Mientras escucho las canciones advierto que la mayoría tienen muchos años, que son de otra época. Como yo misma. Y recuerdo el “Diario de la guerra del cerdo”, de Adolfo Bioy Casares. ¿Será que ya no tenemos lugar y sólo nos queda el destierro o la cicuta? Ay, poné música más alegre, me digo. Algo que te permita caminar como si bailaras. A sus 80 años, Caetano Veloso sacó un disco, Meu Coco. Me promete hacer “el mundo feliz”. Y le creo, cómo no creerle a la más verdadera de las mentiras. Me refugio en ese milagro de armonía, ritmo, melodía y poesía que despliega un mundo en tres minutos: la canción.

Esta vez, la caminata no me lleva a ningún lado. Mientras llevo mis pasos por una ciudad que es la mía, la cabeza sigue lejos, conjurando el miedo con canciones. Llego a Chico Buarque y me quiero quedar a vivir por ahí. Ya sé, ya sé que ahora hay otros ritmos, otras músicas por descubrir, también me gustan. Pero déjenme disfrutar de ese trozo del siglo 20 que vive en youtube. Geni y el Zepelín, se interpretó como una metáfora del pueblo brasileño. La escucho en portugués, y después en español. A los 15 años me regalaron el casete Chico Buarque en español, con un pan cortado en la foto de tapa. “Reina de los prisioneros, las locas, los pordioseros, los gurises del asilo. A menudo a su cuidado, angelitos desgraciados y viudas sin porvenir”, describe a la protagonista al principio de la canción. La escucho y recuerdo Teresa Batista cansada de guerra, de Jorge Amado. “Tirenle tierra a Geni, ella está para aguantar, ella está para escupir”, termina el tema que, sí, puede leerse como una alegoría bien setentista. Pasaron los años, me atravesó el feminismo, me pregunto por qué todos quieren que los rediman mujeres, y aun así, me sigo conmoviendo.

Como me conmueve Elza Soares, y su mujer del fin del mundo, que canta su lágrima de samba al pie del carnaval. La voz de esa mujer ya no es de este mundo, pero siempre nos acompañará. ¿Por qué será que las canciones nos hacen, se convierten en partículas de nuestra vida?

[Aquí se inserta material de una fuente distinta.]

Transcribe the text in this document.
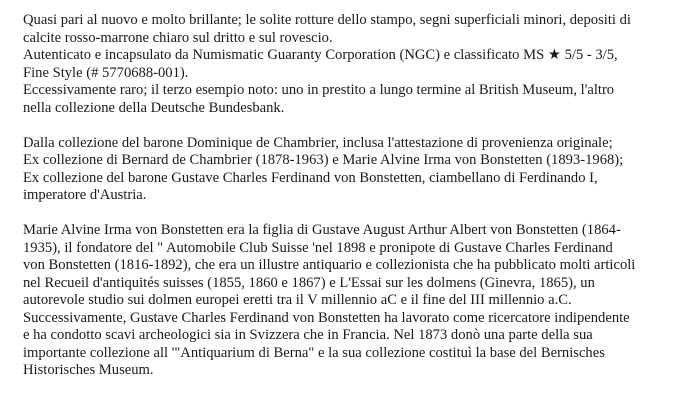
Quasi pari al nuovo e molto brillante; le solite rotture dello stampo, segni superficiali minori, depositi di
calcite rosso-marrone chiaro sul dritto e sul rovescio.
Autenticato e incapsulato da Numismatic Guaranty Corporation (NGC) e classificato MS ★ 5/5 - 3/5,
Fine Style (# 5770688-001).
Eccessivamente raro; il terzo esempio noto: uno in prestito a lungo termine al British Museum, l'altro
nella collezione della Deutsche Bundesbank.
Dalla collezione del barone Dominique de Chambrier, inclusa l'attestazione di provenienza originale;
Ex collezione di Bernard de Chambrier (1878-1963) e Marie Alvine Irma von Bonstetten (1893-1968);
Ex collezione del barone Gustave Charles Ferdinand von Bonstetten, ciambellano di Ferdinando I,
imperatore d'Austria.
Marie Alvine Irma von Bonstetten era la figlia di Gustave August Arthur Albert von Bonstetten (1864-
1935), il fondatore del " Automobile Club Suisse 'nel 1898 e pronipote di Gustave Charles Ferdinand
von Bonstetten (1816-1892), che era un illustre antiquario e collezionista che ha pubblicato molti articoli
nel Recueil d'antiquités suisses (1855, 1860 e 1867) e L'Essai sur les dolmens (Ginevra, 1865), un
autorevole studio sui dolmen europei eretti tra il V millennio aC e il fine del III millennio a.C.
Successivamente, Gustave Charles Ferdinand von Bonstetten ha lavorato come ricercatore indipendente
e ha condotto scavi archeologici sia in Svizzera che in Francia. Nel 1873 donò una parte della sua
importante collezione all '"Antiquarium di Berna" e la sua collezione costituì la base del Bernisches
Historisches Museum.
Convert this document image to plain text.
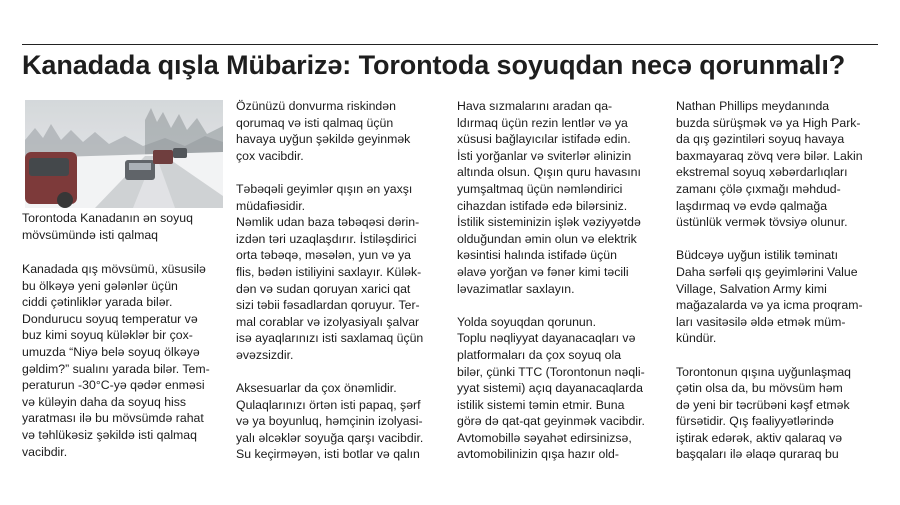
Kanadada qışla Mübarizə: Torontoda soyuqdan necə qorunmalı?
Torontoda Kanadanın ən soyuq mövsümündə isti qalmaq

Kanadada qış mövsümü, xüsusilə
bu ölkəyə yeni gələnlər üçün
ciddi çətinliklər yarada bilər.
Dondurucu soyuq temperatur və
buz kimi soyuq küləklər bir çox-
umuzda “Niyə belə soyuq ölkəyə
gəldim?” sualını yarada bilər. Tem-
peraturun -30°C-yə qədər enməsi
və küləyin daha da soyuq hiss
yaratması ilə bu mövsümdə rahat
və təhlükəsiz şəkildə isti qalmaq
vacibdir.

Özünüzü donvurma riskindən
qorumaq və isti qalmaq üçün
havaya uyğun şəkildə geyinmək
çox vacibdir.

Təbəqəli geyimlər qışın ən yaxşı
müdafiəsidir.
Nəmlik udan baza təbəqəsi dərin-
izdən təri uzaqlaşdırır. İstiləşdirici
orta təbəqə, məsələn, yun və ya
flis, bədən istiliyini saxlayır. Külək-
dən və sudan qoruyan xarici qat
sizi təbii fəsadlardan qoruyur. Ter-
mal corablar və izolyasiyalı şalvar
isə ayaqlarınızı isti saxlamaq üçün
əvəzsizdir.

Aksesuarlar da çox önəmlidir.
Qulaqlarınızı örtən isti papaq, şərf
və ya boyunluq, həmçinin izolyasi-
yalı əlcəklər soyuğa qarşı vacibdir.
Su keçirməyən, isti botlar və qalın

Hava sızmalarını aradan qa-
ldırmaq üçün rezin lentlər və ya
xüsusi bağlayıcılar istifadə edin.
İsti yorğanlar və sviterlər əlinizin
altında olsun. Qışın quru havasını
yumşaltmaq üçün nəmləndirici
cihazdan istifadə edə bilərsiniz.
İstilik sisteminizin işlək vəziyyətdə
olduğundan əmin olun və elektrik
kəsintisi halında istifadə üçün
əlavə yorğan və fənər kimi təcili
ləvazimatlar saxlayın.

Yolda soyuqdan qorunun.
Toplu nəqliyyat dayanacaqları və
platformaları da çox soyuq ola
bilər, çünki TTC (Torontonun nəqli-
yyat sistemi) açıq dayanacaqlarda
istilik sistemi təmin etmir. Buna
görə də qat-qat geyinmək vacibdir.
Avtomobillə səyahət edirsinizsə,
avtomobilinizin qışa hazır old-

Nathan Phillips meydanında
buzda sürüşmək və ya High Park-
da qış gəzintiləri soyuq havaya
baxmayaraq zövq verə bilər. Lakin
ekstremal soyuq xəbərdarlıqları
zamanı çölə çıxmağı məhdud-
laşdırmaq və evdə qalmağa
üstünlük vermək tövsiyə olunur.

Büdcəyə uyğun istilik təminatı
Daha sərfəli qış geyimlərini Value
Village, Salvation Army kimi
mağazalarda və ya icma proqram-
ları vasitəsilə əldə etmək müm-
kündür.

Torontonun qışına uyğunlaşmaq
çətin olsa da, bu mövsüm həm
də yeni bir təcrübəni kəşf etmək
fürsətidir. Qış fəaliyyətlərində
iştirak edərək, aktiv qalaraq və
başqaları ilə əlaqə quraraq bu
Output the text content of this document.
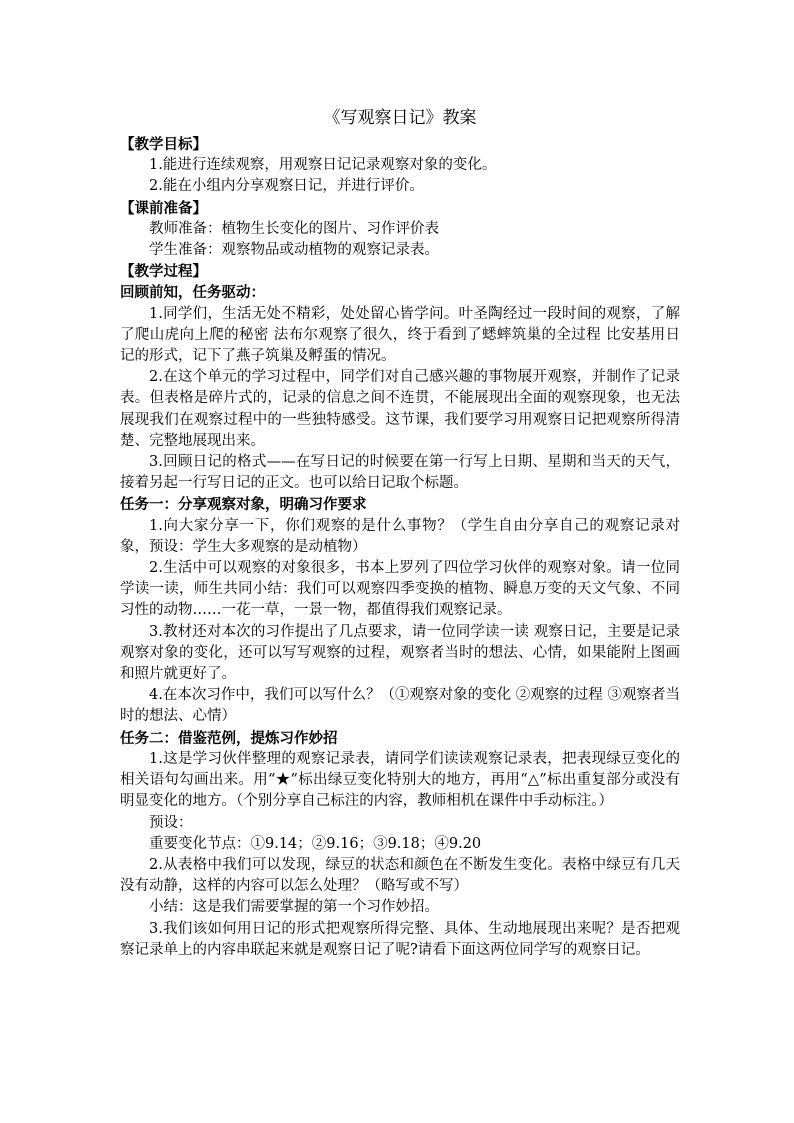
《写观察日记》教案
【教学目标】
1.能进行连续观察，用观察日记记录观察对象的变化。
2.能在小组内分享观察日记，并进行评价。
【课前准备】
教师准备：植物生长变化的图片、习作评价表
学生准备：观察物品或动植物的观察记录表。
【教学过程】
回顾前知，任务驱动：
1.同学们，生活无处不精彩，处处留心皆学问。叶圣陶经过一段时间的观察，了解了爬山虎向上爬的秘密 法布尔观察了很久，终于看到了蟋蟀筑巢的全过程 比安基用日记的形式，记下了燕子筑巢及孵蛋的情况。
2.在这个单元的学习过程中，同学们对自己感兴趣的事物展开观察，并制作了记录表。但表格是碎片式的，记录的信息之间不连贯，不能展现出全面的观察现象，也无法展现我们在观察过程中的一些独特感受。这节课，我们要学习用观察日记把观察所得清楚、完整地展现出来。
3.回顾日记的格式——在写日记的时候要在第一行写上日期、星期和当天的天气，接着另起一行写日记的正文。也可以给日记取个标题。
任务一：分享观察对象，明确习作要求
1.向大家分享一下，你们观察的是什么事物？（学生自由分享自己的观察记录对象，预设：学生大多观察的是动植物）
2.生活中可以观察的对象很多，书本上罗列了四位学习伙伴的观察对象。请一位同学读一读，师生共同小结：我们可以观察四季变换的植物、瞬息万变的天文气象、不同习性的动物……一花一草，一景一物，都值得我们观察记录。
3.教材还对本次的习作提出了几点要求，请一位同学读一读 观察日记，主要是记录观察对象的变化，还可以写写观察的过程，观察者当时的想法、心情，如果能附上图画和照片就更好了。
4.在本次习作中，我们可以写什么？（①观察对象的变化 ②观察的过程 ③观察者当时的想法、心情）
任务二：借鉴范例，提炼习作妙招
1.这是学习伙伴整理的观察记录表，请同学们读读观察记录表，把表现绿豆变化的相关语句勾画出来。用“★”标出绿豆变化特别大的地方，再用“△”标出重复部分或没有明显变化的地方。（个别分享自己标注的内容，教师相机在课件中手动标注。）
预设：
重要变化节点：①9.14；②9.16；③9.18；④9.20
2.从表格中我们可以发现，绿豆的状态和颜色在不断发生变化。表格中绿豆有几天没有动静，这样的内容可以怎么处理？（略写或不写）
小结：这是我们需要掌握的第一个习作妙招。
3.我们该如何用日记的形式把观察所得完整、具体、生动地展现出来呢？是否把观察记录单上的内容串联起来就是观察日记了呢?请看下面这两位同学写的观察日记。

Los pasos no pisan el suelo, van de canción a canción. María Gadú me trae el recuerdo de la flor que la inspiró, y su Bela Flor me acompaña en este recorrido de deseo y ansiedad. En algún momento serán las cinco de la tarde, y sabremos algo del futuro. Qué ilusión insólita. No sabremos nada, una vez más, pero respiraremos aliviados. Y así será, raspando. Las compañeras feministas festejan allá, porque fueron parte de esa construcción. Claro que fueron las mujeres las redentoras. Nosotras las abrazamos emocionadas, con alegría.

Y si está tan lejos, por qué nos atenaza la garganta la comprobación de esa paridad: sólo dos millones de votos de diferencia sobre más de 120 millones. Se leen razones, análisis, proyecciones de las dificultades que tendrá el líder popular una vez que asuma la presidencia. Cuánto tuvo que tejer, y cuánto tendrá que ceder, son algunas de las preguntas que asustan al calor de una canción de Cazuza que también tiene sus años. El tiempo no para, primero por Elza Soares y después por su autor. Y sí, porque… aunque veamos el futuro repetir el pasado, la realidad está allí, estalla en la cara.

Seguiremos, por supuesto, poniendo el cuerpo a lo que creemos. “Si el mundo se pone pesado, voy a pedir prestada la palabra poesía”, decía la Samba de la utopía, de Fernando Silva, y promete: “Si el mundo va para atrás, voy a escribir en un póster, la palabra rebeldía”.

Con la idea fija de hacer cuerpo para un mundo que no sea para los dueños, donde no sea tan fácil para algunos apropiarse de tantas vidas, igual me voy a ir cantando Victoriosa con Liniker. Porque sí, sólo podremos hacerlo con alegría.